After a lot of research from other builds, I finally settled on a plan for routing the air conditioning lines.
A primary objective for me in the build is to ensure that systems in the airplane are accessible for inspection and are maintainable and serviceable if I have problems in the future.
One approach I have seen in other builds is to route the A/C lines under the seat floors and into the side walls by punching through the seat ribs. I eventually decided against this approach as there would be no way to replace a hose if needed in the future (however unlikely – but it is a rubber hose). I will also have a lot of systems running through the sidewalls over the main spar and A/C hoses would add to the clutter (and require two more holes in each of the center section bulkheads along the sidewall).
My preferred approach was to route them via the center tunnel as this would keep everything serviceable and provide a shorter run to the engine-mounted compressor, reducing weight. My tunnel will also be less cluttered than typical builds as my fuel filters will be in the wing roots and I will not need a fuel flow transducer with the SDS EFI.
My remaining (and primary) concern with this approach was the need to punch through the aft bulkhead and the fuselage bulkhead.
In discussing this with Van’s builder support, the answer was as expected: “[paraphrased] You are on your own but multiple builders have done this with no known issues. Make the holes as small as possible, de-burr them well, and maintain edge distance for rivet holes”. In my research (and in discussing with Airflow Systems) I found many others that had routed the lines down the tunnel. This is also the routing that is used by the competing RV-10 A/C system that is provided by South Florida Sport Aviation (https://www.youtube.com/watch?v=k7id_aLFR5k&t=410s).
Disclamer: I am not an engineer. Modifications to the RV-10 may impact structural strength so please consult an engineer and get any deviations from the plans reviewed if you wish to do something similar. The following documents what I did. This is not provided as guidance or as a recommendation.
The smaller A/C line fits in a 9/16″ snap bushing and the larger A/C line requires a caterpillar grommet. I decided to sketch a drilling template in OnShape and I used constraints to maximize the spacing between all holes (from the rudder cable holes and the pushrod hole). This gave me the maximum possible distance from every hole to every other hole. The picture below shows the 3d printed template snapped into place prior to drilling. I made the final holes as small as possible to snugly fit the bushing and grommet.
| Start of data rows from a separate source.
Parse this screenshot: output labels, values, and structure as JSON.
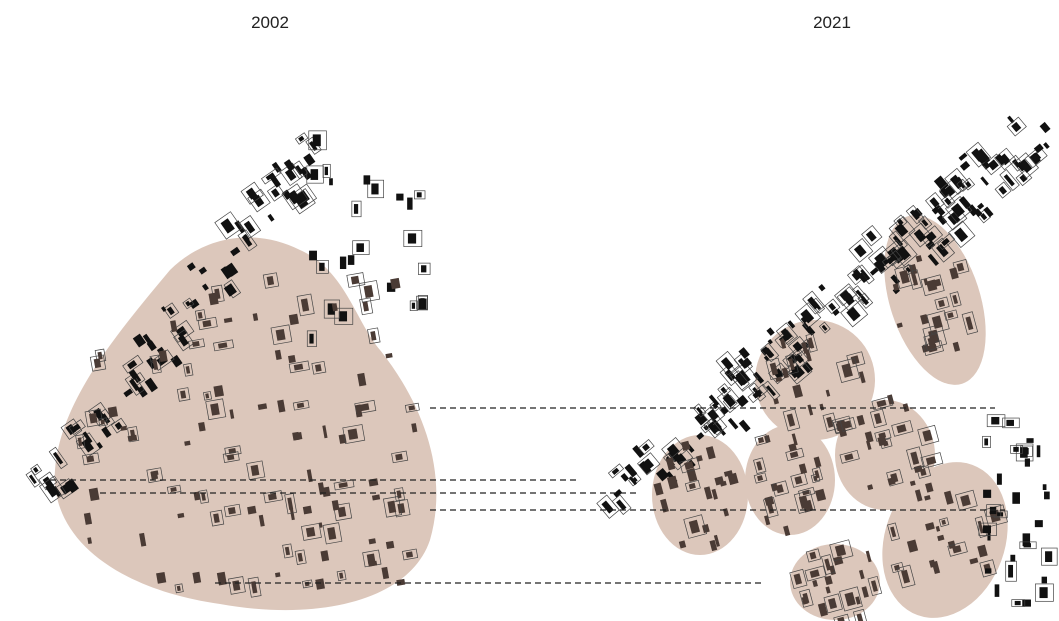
{
  "panels": [
    {
      "title": "2002"
    },
    {
      "title": "2021"
    }
  ]
}
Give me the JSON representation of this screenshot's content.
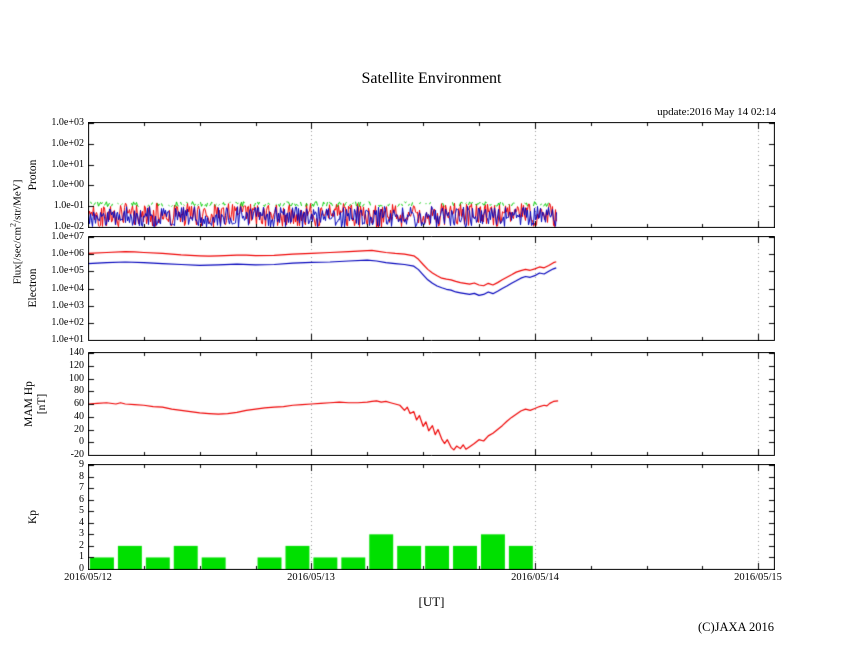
{
  "title": "Satellite Environment",
  "update_text": "update:2016 May 14 02:14",
  "copyright": "(C)JAXA 2016",
  "flux_axis_label": {
    "pre": "Flux[/sec/cm",
    "sup": "2",
    "post": "/str/MeV]"
  },
  "xaxis": {
    "label": "[UT]",
    "tick_labels": [
      "2016/05/12",
      "2016/05/13",
      "2016/05/14",
      "2016/05/15"
    ],
    "tick_hours": [
      0,
      24,
      48,
      72
    ],
    "range_hours": [
      0,
      73.8
    ]
  },
  "chart_data": [
    {
      "id": "proton",
      "type": "line",
      "ylabel": "Proton",
      "yscale": "log",
      "ylim": [
        0.01,
        1000
      ],
      "ytick_labels": [
        "1.0e+03",
        "1.0e+02",
        "1.0e+01",
        "1.0e+00",
        "1.0e-01",
        "1.0e-02"
      ],
      "ytick_values": [
        1000,
        100,
        10,
        1,
        0.1,
        0.01
      ],
      "data_end_hour": 50.3,
      "noise_series": [
        {
          "name": "proton-ch1",
          "color": "#ee0000",
          "log10_min": -2.0,
          "log10_max": -0.85,
          "density": 1
        },
        {
          "name": "proton-ch2",
          "color": "#0000bb",
          "log10_min": -2.0,
          "log10_max": -1.0,
          "density": 1
        },
        {
          "name": "proton-ch3",
          "color": "#00cc00",
          "log10_min": -1.02,
          "log10_max": -0.78,
          "density": 0.65
        }
      ]
    },
    {
      "id": "electron",
      "type": "line",
      "ylabel": "Electron",
      "yscale": "log",
      "ylim": [
        10,
        10000000
      ],
      "ytick_labels": [
        "1.0e+07",
        "1.0e+06",
        "1.0e+05",
        "1.0e+04",
        "1.0e+03",
        "1.0e+02",
        "1.0e+01"
      ],
      "ytick_values": [
        10000000,
        1000000,
        100000,
        10000,
        1000,
        100,
        10
      ],
      "series": [
        {
          "name": "electron-high",
          "color": "#ee0000",
          "points": [
            [
              0,
              1100000.0
            ],
            [
              2,
              1250000.0
            ],
            [
              4,
              1400000.0
            ],
            [
              5,
              1350000.0
            ],
            [
              6,
              1250000.0
            ],
            [
              8,
              1100000.0
            ],
            [
              9,
              1000000.0
            ],
            [
              10,
              900000.0
            ],
            [
              12,
              800000.0
            ],
            [
              13,
              760000.0
            ],
            [
              14,
              800000.0
            ],
            [
              16,
              880000.0
            ],
            [
              17,
              880000.0
            ],
            [
              18,
              820000.0
            ],
            [
              20,
              850000.0
            ],
            [
              22,
              1000000.0
            ],
            [
              24,
              1100000.0
            ],
            [
              26,
              1250000.0
            ],
            [
              28,
              1400000.0
            ],
            [
              30,
              1600000.0
            ],
            [
              30.5,
              1650000.0
            ],
            [
              31,
              1500000.0
            ],
            [
              32,
              1250000.0
            ],
            [
              33,
              1100000.0
            ],
            [
              34,
              1000000.0
            ],
            [
              35,
              800000.0
            ],
            [
              35.5,
              500000.0
            ],
            [
              36,
              250000.0
            ],
            [
              36.5,
              130000.0
            ],
            [
              37,
              80000.0
            ],
            [
              37.5,
              56000.0
            ],
            [
              38,
              40000.0
            ],
            [
              38.5,
              35000.0
            ],
            [
              39,
              32000.0
            ],
            [
              39.5,
              26000.0
            ],
            [
              40,
              22000.0
            ],
            [
              40.5,
              20000.0
            ],
            [
              41,
              18000.0
            ],
            [
              41.5,
              21000.0
            ],
            [
              42,
              16000.0
            ],
            [
              42.5,
              14500.0
            ],
            [
              43,
              20000.0
            ],
            [
              43.5,
              16000.0
            ],
            [
              44,
              22000.0
            ],
            [
              44.5,
              32000.0
            ],
            [
              45,
              45000.0
            ],
            [
              45.5,
              63000.0
            ],
            [
              46,
              90000.0
            ],
            [
              46.5,
              110000.0
            ],
            [
              47,
              130000.0
            ],
            [
              47.5,
              115000.0
            ],
            [
              48,
              140000.0
            ],
            [
              48.5,
              180000.0
            ],
            [
              49,
              160000.0
            ],
            [
              49.5,
              220000.0
            ],
            [
              50,
              320000.0
            ],
            [
              50.3,
              360000.0
            ]
          ]
        },
        {
          "name": "electron-low",
          "color": "#0000bb",
          "points": [
            [
              0,
              280000.0
            ],
            [
              2,
              320000.0
            ],
            [
              4,
              350000.0
            ],
            [
              6,
              320000.0
            ],
            [
              8,
              280000.0
            ],
            [
              10,
              250000.0
            ],
            [
              12,
              220000.0
            ],
            [
              14,
              240000.0
            ],
            [
              16,
              260000.0
            ],
            [
              18,
              240000.0
            ],
            [
              20,
              250000.0
            ],
            [
              22,
              300000.0
            ],
            [
              24,
              330000.0
            ],
            [
              26,
              350000.0
            ],
            [
              28,
              400000.0
            ],
            [
              30,
              450000.0
            ],
            [
              31,
              400000.0
            ],
            [
              32,
              320000.0
            ],
            [
              33,
              280000.0
            ],
            [
              34,
              250000.0
            ],
            [
              35,
              200000.0
            ],
            [
              35.5,
              126000.0
            ],
            [
              36,
              63000.0
            ],
            [
              36.5,
              32000.0
            ],
            [
              37,
              20000.0
            ],
            [
              37.5,
              14000.0
            ],
            [
              38,
              11000.0
            ],
            [
              38.5,
              9000.0
            ],
            [
              39,
              8000.0
            ],
            [
              39.5,
              6300.0
            ],
            [
              40,
              5600.0
            ],
            [
              40.5,
              5000.0
            ],
            [
              41,
              4500.0
            ],
            [
              41.5,
              5200.0
            ],
            [
              42,
              4000.0
            ],
            [
              42.5,
              4500.0
            ],
            [
              43,
              6300.0
            ],
            [
              43.5,
              5000.0
            ],
            [
              44,
              7000.0
            ],
            [
              44.5,
              10000.0
            ],
            [
              45,
              14000.0
            ],
            [
              45.5,
              20000.0
            ],
            [
              46,
              28000.0
            ],
            [
              46.5,
              40000.0
            ],
            [
              47,
              50000.0
            ],
            [
              47.5,
              45000.0
            ],
            [
              48,
              56000.0
            ],
            [
              48.5,
              80000.0
            ],
            [
              49,
              70000.0
            ],
            [
              49.5,
              100000.0
            ],
            [
              50,
              140000.0
            ],
            [
              50.3,
              160000.0
            ]
          ]
        }
      ]
    },
    {
      "id": "mam-hp",
      "type": "line",
      "ylabel": "MAM Hp",
      "ylabel2": "[nT]",
      "yscale": "linear",
      "ylim": [
        -20,
        140
      ],
      "ytick_labels": [
        "140",
        "120",
        "100",
        "80",
        "60",
        "40",
        "20",
        "0",
        "-20"
      ],
      "ytick_values": [
        140,
        120,
        100,
        80,
        60,
        40,
        20,
        0,
        -20
      ],
      "series": [
        {
          "name": "hp",
          "color": "#ee0000",
          "points": [
            [
              0,
              60
            ],
            [
              1,
              61
            ],
            [
              2,
              62
            ],
            [
              3,
              60
            ],
            [
              3.5,
              62
            ],
            [
              4,
              60
            ],
            [
              5,
              59
            ],
            [
              6,
              58
            ],
            [
              7,
              56
            ],
            [
              8,
              55
            ],
            [
              9,
              52
            ],
            [
              10,
              50
            ],
            [
              11,
              48
            ],
            [
              12,
              46
            ],
            [
              13,
              45
            ],
            [
              14,
              44
            ],
            [
              15,
              45
            ],
            [
              16,
              47
            ],
            [
              17,
              50
            ],
            [
              18,
              52
            ],
            [
              19,
              54
            ],
            [
              20,
              55
            ],
            [
              21,
              56
            ],
            [
              22,
              58
            ],
            [
              23,
              59
            ],
            [
              24,
              60
            ],
            [
              25,
              61
            ],
            [
              26,
              62
            ],
            [
              27,
              63
            ],
            [
              28,
              62
            ],
            [
              29,
              62
            ],
            [
              30,
              63
            ],
            [
              30.5,
              64
            ],
            [
              31,
              65
            ],
            [
              31.5,
              63
            ],
            [
              32,
              64
            ],
            [
              32.5,
              62
            ],
            [
              33,
              60
            ],
            [
              33.5,
              58
            ],
            [
              34,
              50
            ],
            [
              34.3,
              55
            ],
            [
              34.6,
              45
            ],
            [
              35,
              48
            ],
            [
              35.3,
              35
            ],
            [
              35.6,
              42
            ],
            [
              36,
              25
            ],
            [
              36.3,
              32
            ],
            [
              36.6,
              18
            ],
            [
              37,
              26
            ],
            [
              37.3,
              12
            ],
            [
              37.6,
              20
            ],
            [
              38,
              5
            ],
            [
              38.3,
              -2
            ],
            [
              38.6,
              4
            ],
            [
              39,
              -8
            ],
            [
              39.3,
              -12
            ],
            [
              39.6,
              -6
            ],
            [
              40,
              -10
            ],
            [
              40.3,
              -4
            ],
            [
              40.6,
              -11
            ],
            [
              41,
              -7
            ],
            [
              41.5,
              -2
            ],
            [
              42,
              4
            ],
            [
              42.5,
              2
            ],
            [
              43,
              10
            ],
            [
              43.5,
              14
            ],
            [
              44,
              20
            ],
            [
              44.5,
              26
            ],
            [
              45,
              33
            ],
            [
              45.5,
              39
            ],
            [
              46,
              44
            ],
            [
              46.5,
              49
            ],
            [
              47,
              52
            ],
            [
              47.5,
              50
            ],
            [
              48,
              53
            ],
            [
              48.5,
              56
            ],
            [
              49,
              58
            ],
            [
              49.3,
              57
            ],
            [
              49.6,
              61
            ],
            [
              50,
              64
            ],
            [
              50.5,
              65
            ]
          ]
        }
      ]
    },
    {
      "id": "kp",
      "type": "bar",
      "ylabel": "Kp",
      "yscale": "linear",
      "ylim": [
        0,
        9
      ],
      "ytick_labels": [
        "9",
        "8",
        "7",
        "6",
        "5",
        "4",
        "3",
        "2",
        "1",
        "0"
      ],
      "ytick_values": [
        9,
        8,
        7,
        6,
        5,
        4,
        3,
        2,
        1,
        0
      ],
      "bar_color": "#00e000",
      "bar_interval_hours": 3,
      "values": [
        1,
        2,
        1,
        2,
        1,
        0,
        1,
        2,
        1,
        1,
        3,
        2,
        2,
        2,
        3,
        2
      ]
    }
  ]
}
To secure the lines in the tunnel aft of the fuselage bulkhead, I 3d printed some polycarbonate brackets that will allow me to secure the hoses along the right wall of the tunnel. This gives me plenty of clearance from the pushrod (I don’t have a picture of that in place as I forgot to take one before I removed the pushrod to rivet the brackets into place. I’ll loop back and add pictures when the push rod is re-installed later).
I designed clips into the brackets for inserting snap bushings to guide the rudder cables and avoid any potential for them to interfere with the A/C lines or the brackets.
The bushing holes were designed to align with the stock bushings so that there is no lateral tension on the rudder cable.
The A/C hoses secure tightly to the brackets using Grip Lock Ties and will be routed into the tailcone via the aft-most lightening hole on the right side of the tunnel (left in this photo as it is taken looking aft).